BFI London Film Festival 2012 – ‘Argo’
Directed by Ben Affleck
Written by Chris Terrio
Starring Ben Affleck, John Goodman, Alan Arkin, Clea DuVall, Bryan Cranston, Philip Baker Hall, Scoot McNairy, Roger Cochrane
In the pecking order of the Hollywood totem pole the make-up artist would come somewhere between the key grip and caterer, an essential figure in keeping a movie meandering along during its production phase, but hardly the most celebrated of the below the line talent. Some legendary figures of this rarely lauded facet of the movies such as Jack Pierce, Lon Chaney, Dick Smith, Rob Bottin and Rick Baker to name but a few may figure on the cinéastes hierarchy of achievement, but they are not exactly household names along the celebrity alumni they paint and cosmetically enhance on a daily basis. It is no small irony then that make-up man John Cambers and his involvement in one of the CIA’s most audacious missions, to smuggle out a sextet of American personnel from Tehran falling the bloody revolution and hostage crisis of 1980 remained clandestinely concealed until the mission was declassified by President Clinton in the Nineties, with further interest foisted by a redacted article in Wired magazine back in 2007. Some five years later a film has finally been manufactured which recreates the impossible mission, directed by Ben Affleck this is one of the most entertaining Hollywood productions of the year.
Through a gripping, increasingly tense opening the US Embassy in Tehran is assaulted by a screaming mob of disaffected jihadi’s, demanding the return of the Shah who fled into American arms to face justice for his crimes against the people following their countrywide revolution. With distressing echoes of the recent murders in Benghazi the crowds storm and overpower the embassy and kidnap the diplomatic and support personnel, with a mere six officers escaping to secret succor from the Canadian embassy, while a few hundred of their colleagues are arrested, blindfolded and destined to be held in detention for a brutal 444 days of political bartering. Exfiltration specialist Tony Mendez (Affleck) who successfully assisted the Shah and his cronies in fleeing the country is consulted by his superior O’Donnell (Cranston) on potential solutions to the crisis, charged with pursuing all potential plans he crafts an audacious scheme, to whisk the group out through the airport under the guise of a Hollywood production team with Canadian passports, a plan so unorthodox it might just work. Mendez turns to his industry contacts John Chambers (John Goodman) and his colleague Lester Spiegel (Alan Arkin), a sturggiling B movie producer to provide the perfect cover, to greenlight an existing ‘hot’ Star Wars SF script and populate the Tinseltown press with details of the holographic project, to throw a convincing smokescreen around their secret ambitions. With the deadly stakes established Mendez enters the country and activates his mission, a desperate race against time as the Iranian authorities begin to penetrate the masquerade, and nervous US intelligence also unsure of the mission’s potential success…..
From the opening frenzied and scene setting prologue Ben Affleck’s career resurrection continues apace with this forensically detailed, frequently hilarious edge of your seat thriller, it is quite a deft mixture of spy-crafting subversion, period drama and suspenseful shenanigans, with a few deft stabs at Hollywood chicanery thrown in for good measure.

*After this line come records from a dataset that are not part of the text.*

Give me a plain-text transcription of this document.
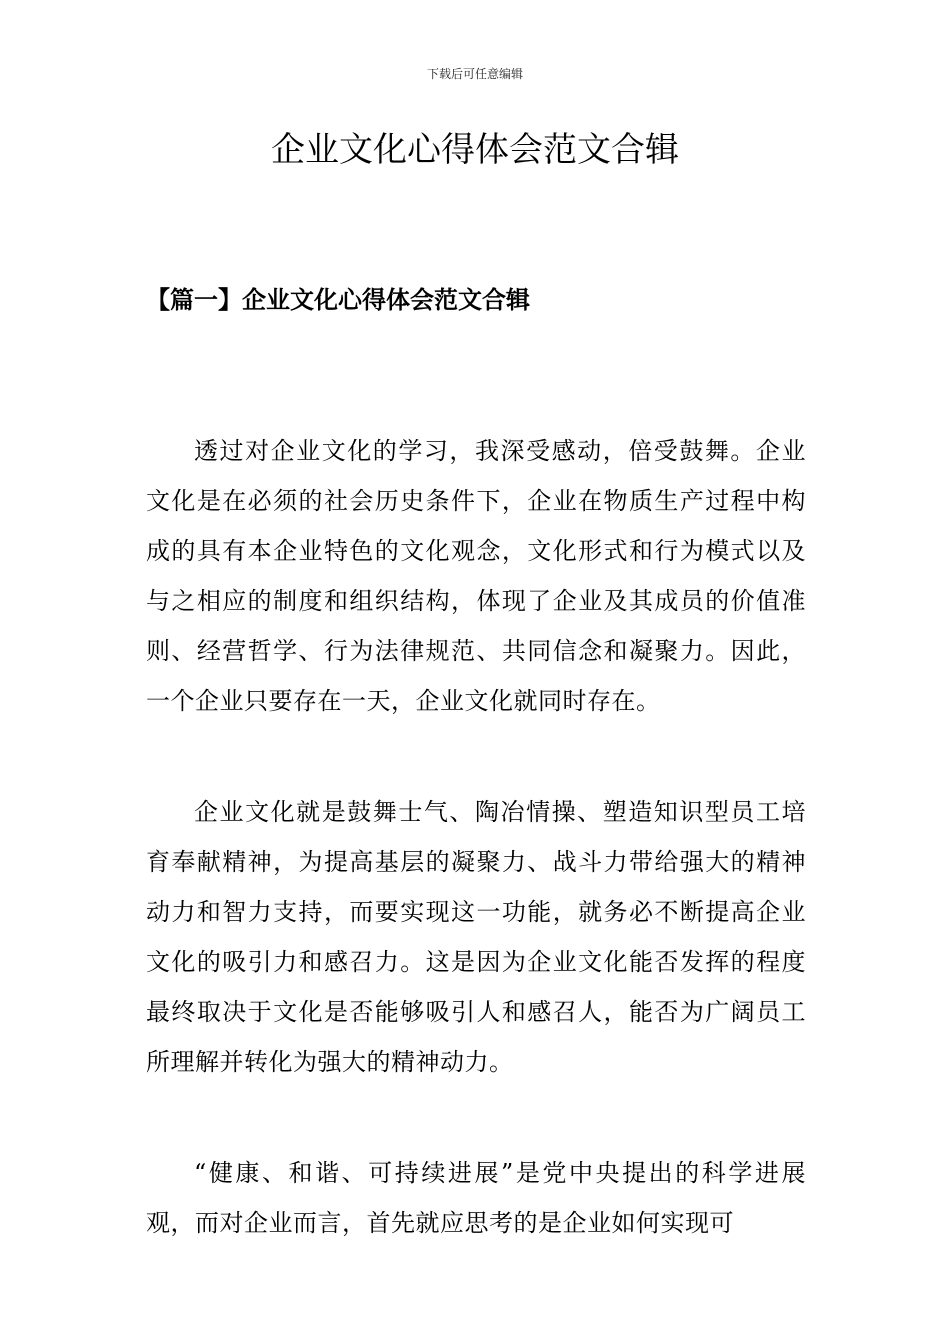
下载后可任意编辑
企业文化心得体会范文合辑
【篇一】企业文化心得体会范文合辑

透过对企业文化的学习，我深受感动，倍受鼓舞。企业文化是在必须的社会历史条件下，企业在物质生产过程中构成的具有本企业特色的文化观念，文化形式和行为模式以及与之相应的制度和组织结构，体现了企业及其成员的价值准则、经营哲学、行为法律规范、共同信念和凝聚力。因此，一个企业只要存在一天，企业文化就同时存在。

企业文化就是鼓舞士气、陶冶情操、塑造知识型员工培育奉献精神，为提高基层的凝聚力、战斗力带给强大的精神动力和智力支持，而要实现这一功能，就务必不断提高企业文化的吸引力和感召力。这是因为企业文化能否发挥的程度最终取决于文化是否能够吸引人和感召人，能否为广阔员工所理解并转化为强大的精神动力。

“健康、和谐、可持续进展”是党中央提出的科学进展观，而对企业而言，首先就应思考的是企业如何实现可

The period detail is convincingly observed, from the nostalgically attuned Warner Brothers logo which heralds the films Seventies derivied ethos, to the costumes and hairstyles, the film builds a tangible universe both in its political ambitions and respect for its audience – at least for most of the mission. The film has been embraced by the critical fraternity for its self deprecating stabs at Hollywood egoism, with lines such as ‘my fake movie is still gonna be a fake hit’ providing some comic relief from the quickly accruing tension that swamps the film in its final, breathless maneuvers, with manic steadicam shots cutting between the bazaars of Iran and the corridors of the Pentagon with a relentless, nerve shredding incredulity – a best editing nomination for Willam Goldenberg seems assured.
The versatile support is convincingly cast and performed, from the genuinely terrified American diplomats to the convivial pairing of Arkin and Goodman (is he now the de rigour cigar chomping Hollywood executive after this and The Artist?) with Clea DuVall and Scoot McNairy in particular shining amongst the brittle and beleaguered quarry, only Affleck seems vaguely out of place with his characters redundant personal arc requiring some empty, emotionless narrative conclusions that dilutes the non-fictional, intrinsic drama. By the same token some Hollywood techniques are employed in the final race to freedom but by this point it’s almost a meta-commentary on film-making itself, with contrived instances of ringing telephones needing to be answered, with updating computers coughing out information at lifesaving moments, all the clichéd machinery of constriction choking techniques in play which becomes so audacious that it will either provoke excited gasps or exasperated groans.
The Academy will lap this up with Argo’s assertion that film and its associated illusions can save lives for God & Country, merged with a little backslapping and some industry specific in-jokes, a deft combination of humour and thrills which oscillates between the two in a rarely achieved harmony, a funny and frantic Friday night product which will indubitably be rewarded next February.